1

I am looking into how to copy a 2D array of variable width for each row into the GPU.

int rows = 1000;
int cols;
int** host_matrix = malloc(sizeof(*int)*rows);
int *d_array;
int *length;

...

Each host_matrix[i] might have a different length, which I know length[i], and there is where the problem starts. I would like to avoid copying dummy data. Is there a better way of doing it?

According to this thread, that won't be a clever way of doing it:

cudaMalloc(d_array, rows*sizeof(int*));  
for(int i = 0 ; i < rows ; i++)    {  
    cudaMalloc((void **)&d_array[i], length[i] * sizeof(int)); 
}  

But I cannot think of any other method. Is there any other smarter way of doing it? Can it be improved using cudaMallocPitch and cudaMemCpy2D ??

Community
  • 1
  • 1
Manolete
  • 3,431
  • 7
  • 54
  • 92
  • 2
    You *really* don't want to do this. 1000 rows = 1001 cudaMalloc calls to setup, then 1001 cudaMemcpy calls every time you want to move data between the host and device. The API overhead costs will kill the performance of even the most embarrassingly parallel problem. – talonmies Sep 18 '12 at 17:21

2 Answers2

5

The correct way to allocate an array of pointers for the GPU in CUDA is something like this:

int **hd_array, **d_array;
hd_array = (int **)malloc(nrows*sizeof(int*));
cudaMalloc(d_array, nrows*sizeof(int*));  
for(int i = 0 ; i < nrows ; i++)    {  
    cudaMalloc((void **)&hd_array[i], length[i] * sizeof(int)); 
}
cudaMemcpy(d_array, hd_array, nrows*sizeof(int*), cudaMemcpyHostToDevice);

(disclaimer: written in browser, never compiled, never tested, use at own risk)

The idea is that you assemble a copy of the array of device pointers in host memory first, then copy that to the device. For your hypothetical case with 1000 rows, that means 1001 calls to cudaMalloc and then 1001 calls to cudaMemcpy just to set up the device memory allocations and copy data into the device. That is an enormous overhead penalty, and I would counsel against trying it; the performance will be truly terrible.

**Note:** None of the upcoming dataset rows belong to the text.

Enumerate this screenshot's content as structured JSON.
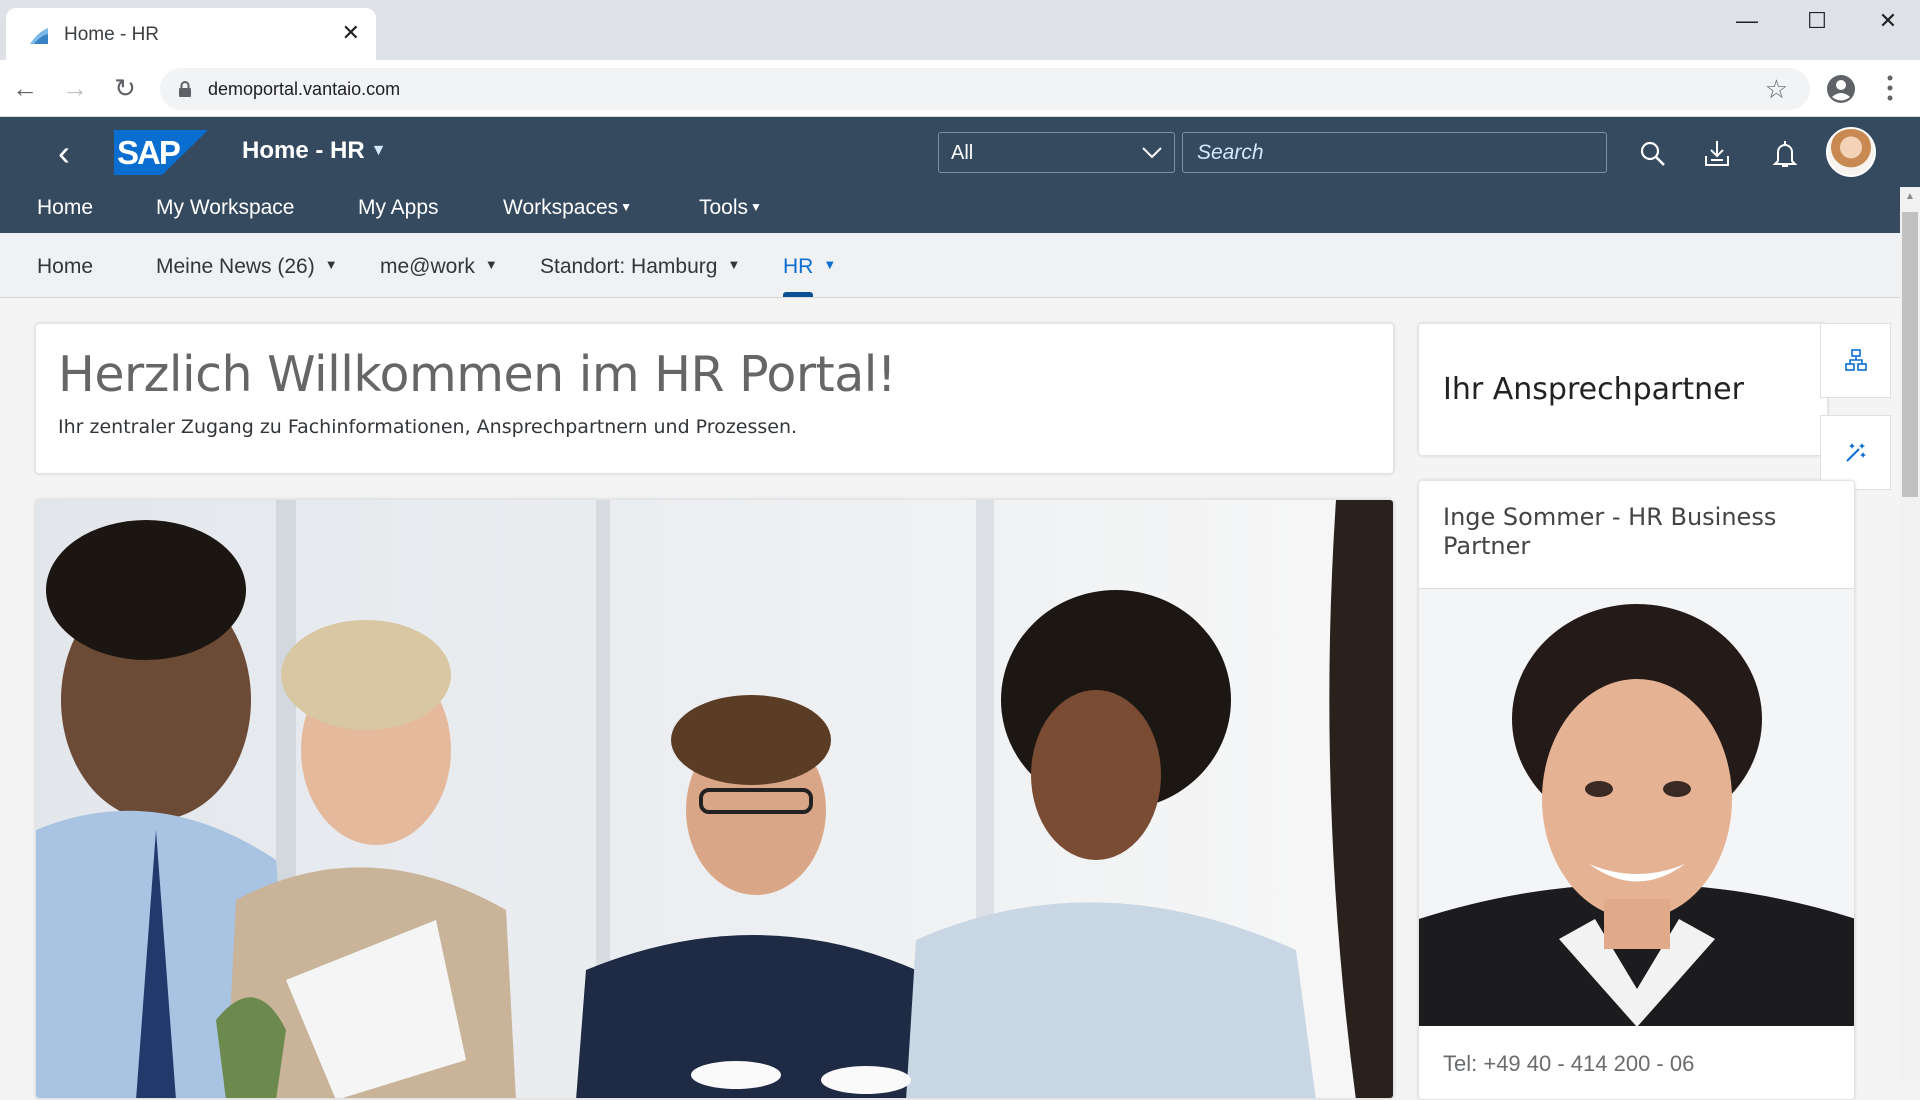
{
  "browser": {
    "tab_title": "Home - HR",
    "tab_close": "✕",
    "url": "demoportal.vantaio.com",
    "minimize": "—",
    "maximize": "☐",
    "close": "✕",
    "back": "←",
    "forward": "→",
    "reload": "↻",
    "star": "☆"
  },
  "shell": {
    "back_icon": "‹",
    "logo_text": "SAP",
    "title": "Home - HR",
    "title_caret": "▼",
    "scope_selected": "All",
    "search_placeholder": "Search",
    "brand_color": "#354a5f",
    "logo_color": "#0a6ed1"
  },
  "main_nav": {
    "items": [
      {
        "label": "Home",
        "has_menu": false
      },
      {
        "label": "My Workspace",
        "has_menu": false
      },
      {
        "label": "My Apps",
        "has_menu": false
      },
      {
        "label": "Workspaces",
        "has_menu": true
      },
      {
        "label": "Tools",
        "has_menu": true
      }
    ],
    "caret": "▼"
  },
  "sub_nav": {
    "items": [
      {
        "label": "Home",
        "has_menu": false
      },
      {
        "label": "Meine News (26)",
        "has_menu": true
      },
      {
        "label": "me@work",
        "has_menu": true
      },
      {
        "label": "Standort: Hamburg",
        "has_menu": true
      },
      {
        "label": "HR",
        "has_menu": true,
        "active": true
      }
    ],
    "caret": "▼",
    "active_color": "#0a6ed1"
  },
  "welcome": {
    "title": "Herzlich Willkommen im HR Portal!",
    "subtitle": "Ihr zentraler Zugang zu Fachinformationen, Ansprechpartnern und Prozessen."
  },
  "hero": {
    "image_description": "Team meeting photo with four colleagues at a table"
  },
  "contact": {
    "heading": "Ihr Ansprechpartner",
    "name": "Inge Sommer - HR Business Partner",
    "phone": "Tel: +49 40 - 414 200 - 06"
  },
  "side_actions": {
    "org_chart_icon": "org-chart",
    "magic_wand_icon": "magic-wand"
  }
}
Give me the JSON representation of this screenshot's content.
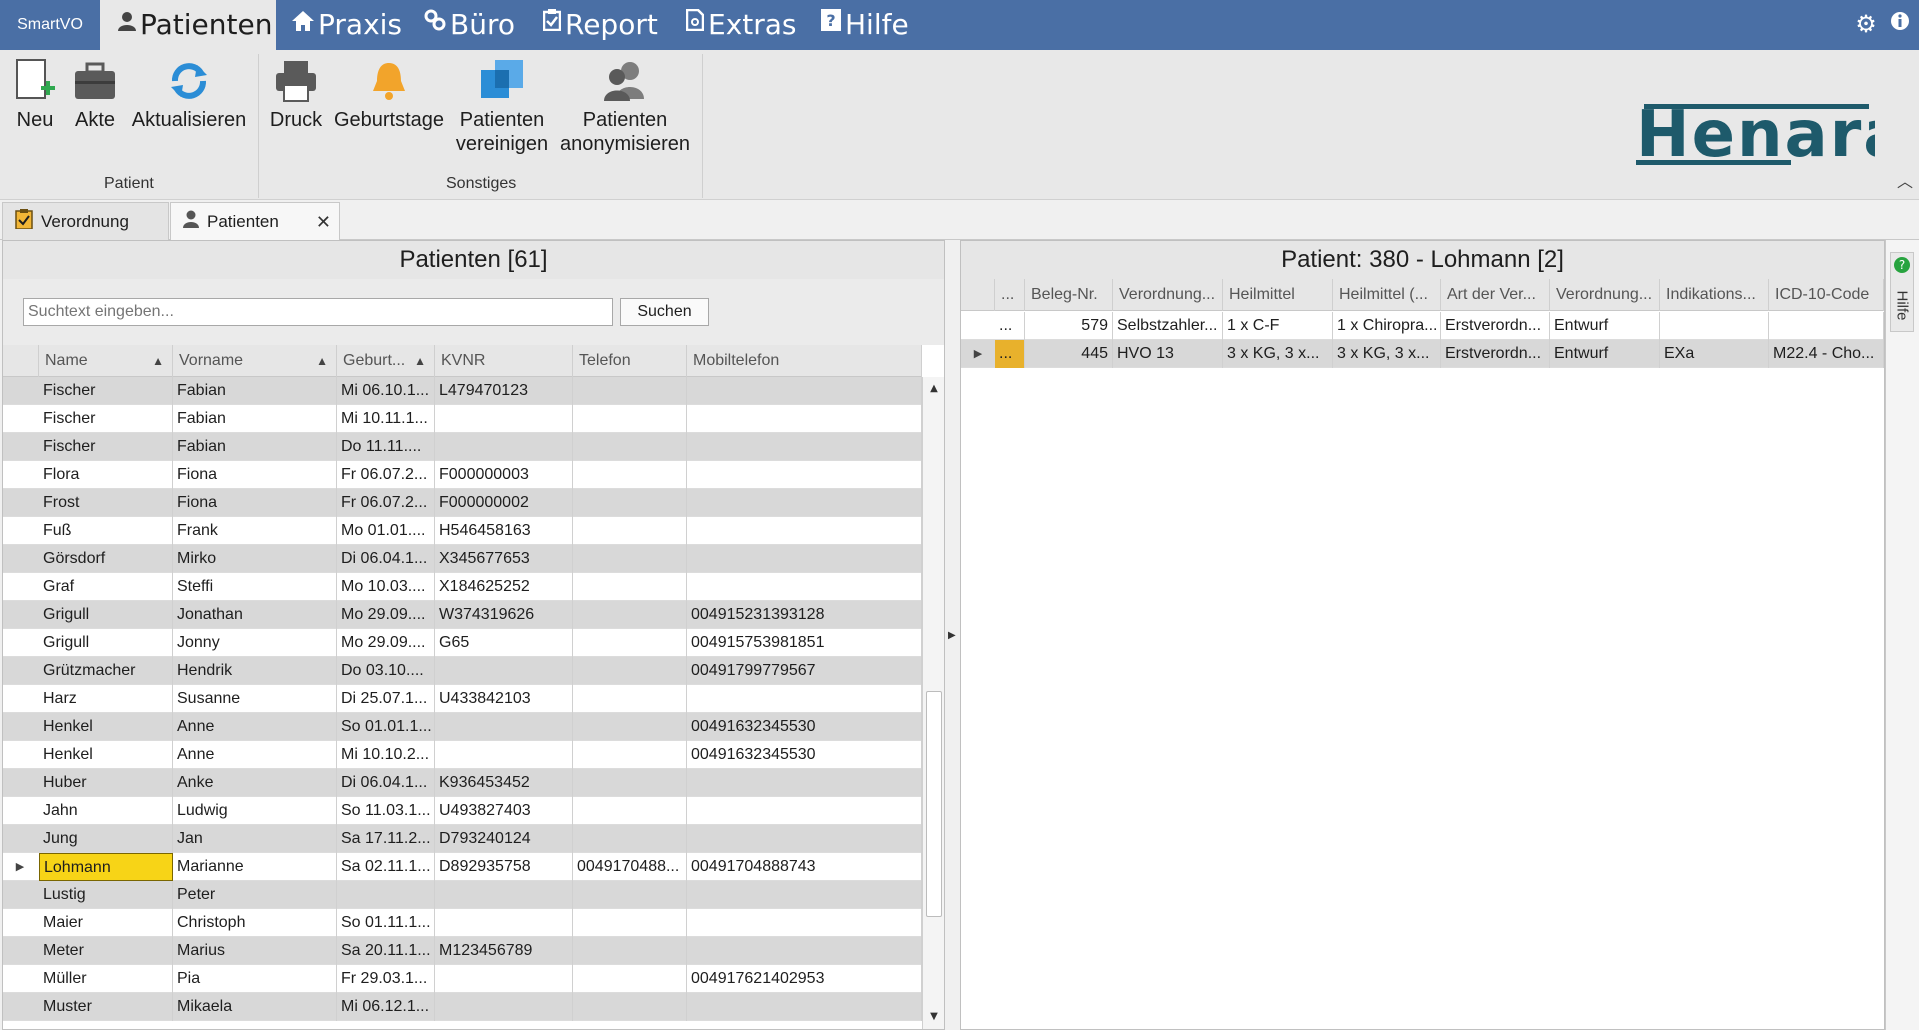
{
  "app": {
    "name": "SmartVO"
  },
  "menu": [
    {
      "label": "Patienten",
      "icon": "person-icon"
    },
    {
      "label": "Praxis",
      "icon": "home-icon"
    },
    {
      "label": "Büro",
      "icon": "link-icon"
    },
    {
      "label": "Report",
      "icon": "clipboard-icon"
    },
    {
      "label": "Extras",
      "icon": "document-icon"
    },
    {
      "label": "Hilfe",
      "icon": "question-icon"
    }
  ],
  "ribbon": {
    "groups": [
      {
        "label": "Patient",
        "buttons": [
          "Neu",
          "Akte",
          "Aktualisieren"
        ]
      },
      {
        "label": "Sonstiges",
        "buttons": [
          "Druck",
          "Geburtstage",
          "Patienten vereinigen",
          "Patienten anonymisieren"
        ]
      }
    ],
    "buttons": {
      "neu": "Neu",
      "akte": "Akte",
      "aktualisieren": "Aktualisieren",
      "druck": "Druck",
      "geburtstage": "Geburtstage",
      "vereinigen_1": "Patienten",
      "vereinigen_2": "vereinigen",
      "anonym_1": "Patienten",
      "anonym_2": "anonymisieren"
    },
    "group_patient": "Patient",
    "group_sonstiges": "Sonstiges",
    "logo_text": "Henara"
  },
  "tabs": {
    "verordnung": "Verordnung",
    "patienten": "Patienten"
  },
  "left": {
    "title": "Patienten [61]",
    "search_placeholder": "Suchtext eingeben...",
    "search_button": "Suchen",
    "columns": [
      "Name",
      "Vorname",
      "Geburt...",
      "KVNR",
      "Telefon",
      "Mobiltelefon"
    ],
    "rows": [
      [
        "Fischer",
        "Fabian",
        "Mi 06.10.1...",
        "L479470123",
        "",
        ""
      ],
      [
        "Fischer",
        "Fabian",
        "Mi 10.11.1...",
        "",
        "",
        ""
      ],
      [
        "Fischer",
        "Fabian",
        "Do 11.11....",
        "",
        "",
        ""
      ],
      [
        "Flora",
        "Fiona",
        "Fr 06.07.2...",
        "F000000003",
        "",
        ""
      ],
      [
        "Frost",
        "Fiona",
        "Fr 06.07.2...",
        "F000000002",
        "",
        ""
      ],
      [
        "Fuß",
        "Frank",
        "Mo 01.01....",
        "H546458163",
        "",
        ""
      ],
      [
        "Görsdorf",
        "Mirko",
        "Di 06.04.1...",
        "X345677653",
        "",
        ""
      ],
      [
        "Graf",
        "Steffi",
        "Mo 10.03....",
        "X184625252",
        "",
        ""
      ],
      [
        "Grigull",
        "Jonathan",
        "Mo 29.09....",
        "W374319626",
        "",
        "004915231393128"
      ],
      [
        "Grigull",
        "Jonny",
        "Mo 29.09....",
        "G65",
        "",
        "004915753981851"
      ],
      [
        "Grützmacher",
        "Hendrik",
        "Do 03.10....",
        "",
        "",
        "00491799779567"
      ],
      [
        "Harz",
        "Susanne",
        "Di 25.07.1...",
        "U433842103",
        "",
        ""
      ],
      [
        "Henkel",
        "Anne",
        "So 01.01.1...",
        "",
        "",
        "00491632345530"
      ],
      [
        "Henkel",
        "Anne",
        "Mi 10.10.2...",
        "",
        "",
        "00491632345530"
      ],
      [
        "Huber",
        "Anke",
        "Di 06.04.1...",
        "K936453452",
        "",
        ""
      ],
      [
        "Jahn",
        "Ludwig",
        "So 11.03.1...",
        "U493827403",
        "",
        ""
      ],
      [
        "Jung",
        "Jan",
        "Sa 17.11.2...",
        "D793240124",
        "",
        ""
      ],
      [
        "Lohmann",
        "Marianne",
        "Sa 02.11.1...",
        "D892935758",
        "0049170488...",
        "00491704888743"
      ],
      [
        "Lustig",
        "Peter",
        "",
        "",
        "",
        ""
      ],
      [
        "Maier",
        "Christoph",
        "So 01.11.1...",
        "",
        "",
        ""
      ],
      [
        "Meter",
        "Marius",
        "Sa 20.11.1...",
        "M123456789",
        "",
        ""
      ],
      [
        "Müller",
        "Pia",
        "Fr 29.03.1...",
        "",
        "",
        "004917621402953"
      ],
      [
        "Muster",
        "Mikaela",
        "Mi 06.12.1...",
        "",
        "",
        ""
      ]
    ],
    "selected_row": 17
  },
  "right": {
    "title": "Patient: 380 - Lohmann [2]",
    "columns": [
      "...",
      "Beleg-Nr.",
      "Verordnung...",
      "Heilmittel",
      "Heilmittel (...",
      "Art der Ver...",
      "Verordnung...",
      "Indikations...",
      "ICD-10-Code"
    ],
    "rows": [
      [
        "...",
        "579",
        "Selbstzahler...",
        "1 x C-F",
        "1 x Chiropra...",
        "Erstverordn...",
        "Entwurf",
        "",
        ""
      ],
      [
        "...",
        "445",
        "HVO 13",
        "3 x KG, 3 x...",
        "3 x KG, 3 x...",
        "Erstverordn...",
        "Entwurf",
        "EXa",
        "M22.4 - Cho..."
      ]
    ]
  },
  "side_panel": {
    "label": "Hilfe"
  }
}
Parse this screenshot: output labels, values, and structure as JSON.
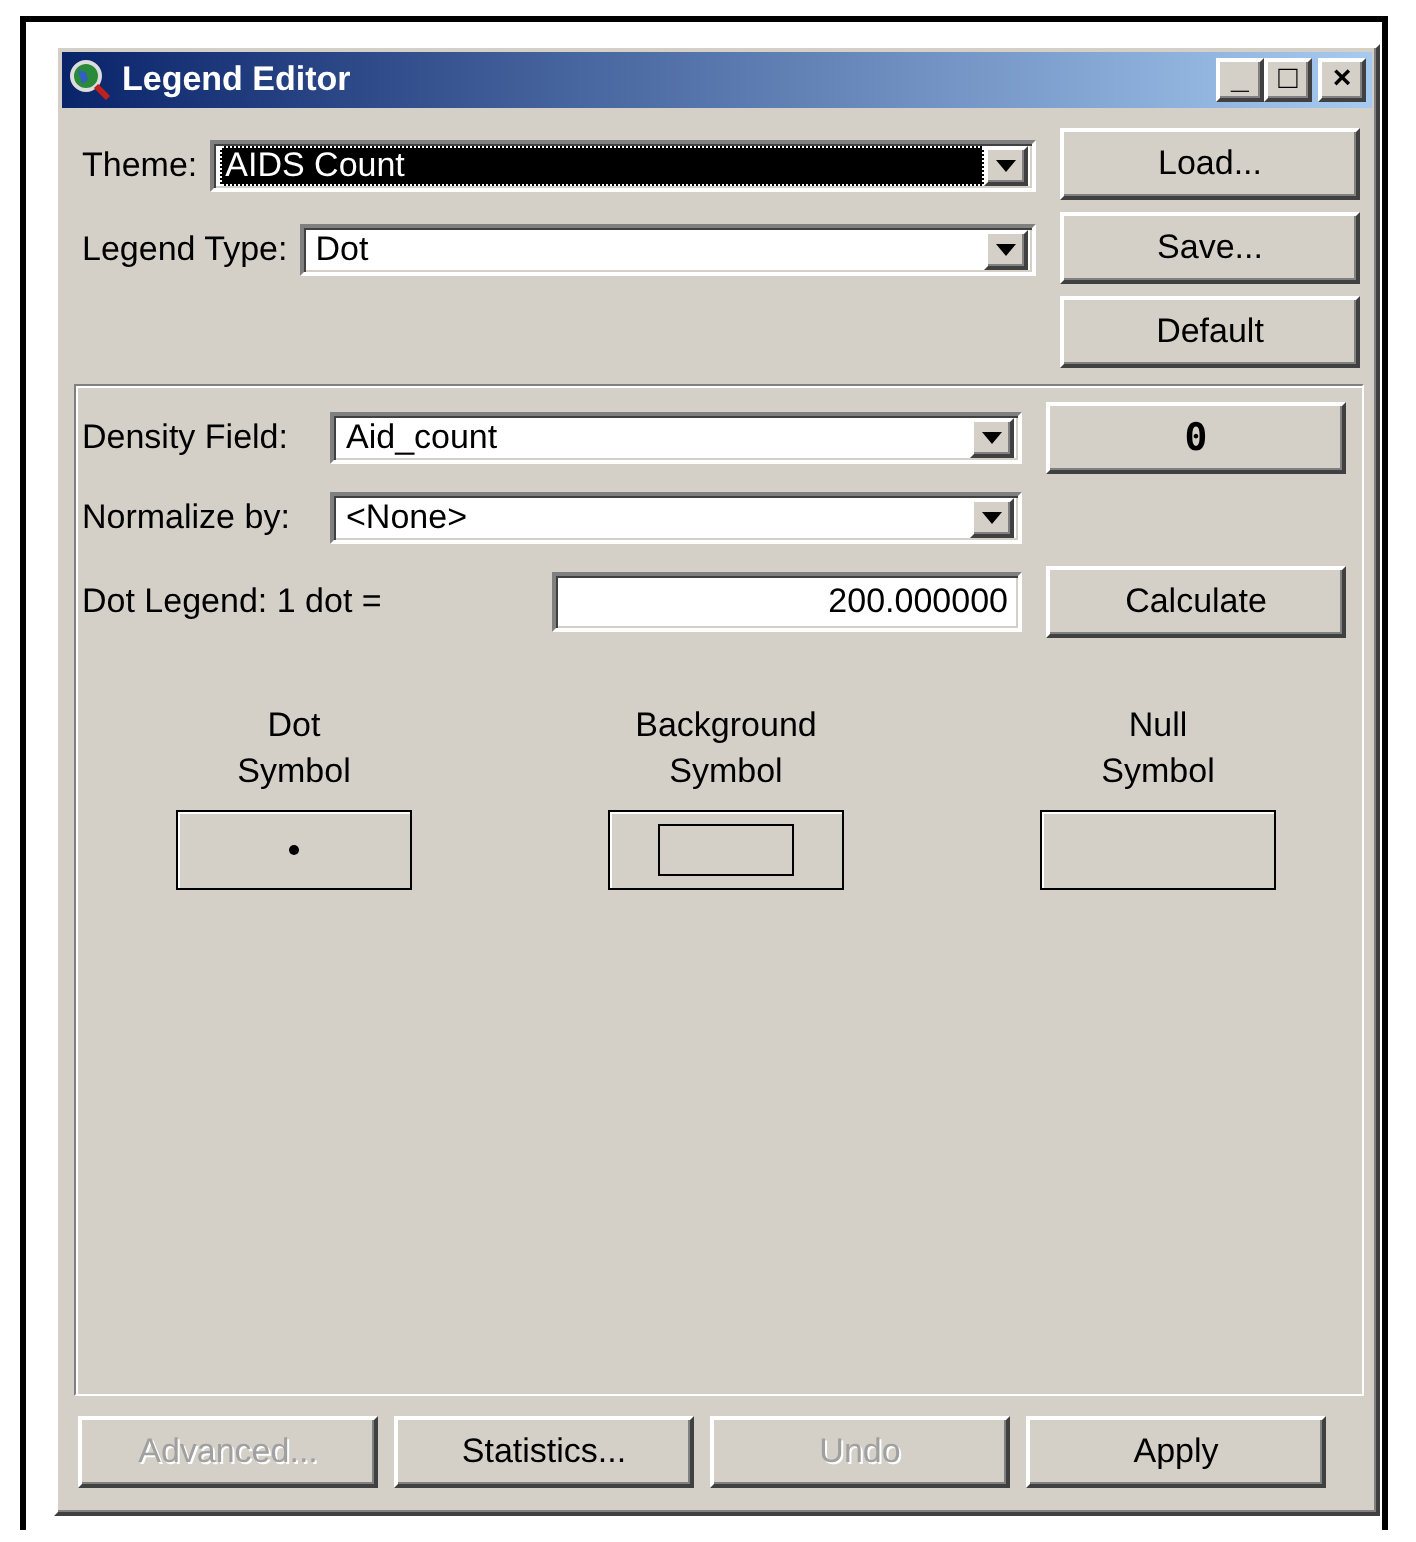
{
  "window": {
    "title": "Legend Editor",
    "controls": [
      "_",
      "□",
      "×"
    ]
  },
  "theme": {
    "label": "Theme:",
    "value": "AIDS Count",
    "focused": true
  },
  "legend_type": {
    "label": "Legend Type:",
    "value": "Dot"
  },
  "side_buttons": [
    {
      "label": "Load...",
      "disabled": false
    },
    {
      "label": "Save...",
      "disabled": false
    },
    {
      "label": "Default",
      "disabled": false
    }
  ],
  "density_field": {
    "label": "Density Field:",
    "value": "Aid_count"
  },
  "count_button": {
    "label": "0"
  },
  "normalize_by": {
    "label": "Normalize by:",
    "value": "<None>"
  },
  "dot_legend": {
    "label": "Dot Legend: 1 dot =",
    "value": "200.000000"
  },
  "calculate_button": {
    "label": "Calculate"
  },
  "symbols": [
    {
      "kind": "dot",
      "label": "Dot\nSymbol"
    },
    {
      "kind": "background",
      "label": "Background\nSymbol"
    },
    {
      "kind": "null",
      "label": "Null\nSymbol"
    }
  ],
  "bottom_buttons": [
    {
      "label": "Advanced...",
      "disabled": true
    },
    {
      "label": "Statistics...",
      "disabled": false
    },
    {
      "label": "Undo",
      "disabled": true
    },
    {
      "label": "Apply",
      "disabled": false
    }
  ]
}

If you have very jagged data and need to store it on the device, might I suggest taking a cue of the mother of all jagged data problems - large, unstructured sparse matrices - and copy one of the sparse matrix formats for your data instead. Using the classic compressed sparse row format as a model you could do something like this:

int * data, * rows, * lengths;

cudaMalloc(rows, nrows*sizeof(int));
cudaMalloc(lengths, nrows*sizeof(int));
cudaMalloc(data, N*sizeof(int));

In this scheme, store all the data in a single, linear memory allocation data. The ith row of the jagged array starts at data[rows[i]] and each row has a length of length[i]. This means you only need three memory allocation and copy operations to transfer any amount of data to the device, rather than nrows in your current scheme, ie. it reduces the overheads from O(N) to O(1).

talonmies
  • 70,661
  • 34
  • 192
  • 269
  • @ talomies Let me try that one. It seems to be a reasonable performance solution. By the way, with your first solution seems that you do 1000 cudaMalloc and only 1 cudaMemcpy. Am I missing something? – Manolete Sep 19 '12 at 07:36
  • @Manolete: yes you are missing something. That loop only *allocates* the memory on the device. You would still require another 1000 `cudaMemcpy` calls to transfer your data to the device, one per row. – talonmies Sep 19 '12 at 08:57
  • @ talomies: Right, it doesn't seem to be a good option considering my numbers. It would be better to have a fixed size double array and using `cudaMallocPitch` in that case. About your second option,could you provide me a bit more of information (sources, links) to understand how I can do it? – Manolete Sep 19 '12 at 09:12
  • @Manolete: I am not sure what you mean by a "fixed sized double array", but if you mean what I think you do it isn't what `cudaMallocPitch` does. `cudaMallocPitch` just gives a one dimension, linear memory allocation just like `cudaMalloc`. The only difference is that the API internally calculates the size (probably including padding) and gives you a linear pitch to use during one dimensional indexing that is optimal for some memory operations on the device (like binding to textures). – talonmies Sep 19 '12 at 09:28
  • @ talonmies: You are right, that is not what I need to do. Thanks for the explanation. – Manolete Sep 19 '12 at 11:41
0

I would put all the data into one array. Then compose another array with the row lengths, so that A[0] is the length of row 0 and so on. so A[i] = length[i] Then you need just to allocate 2 arrays on the card and call memcopy twice.
Of course it's a little bit of extra work, but i think performance wise it will be an improvement (depending of course on how you use the data on the card)

Albert S
  • 2,552
  • 1
  • 22
  • 28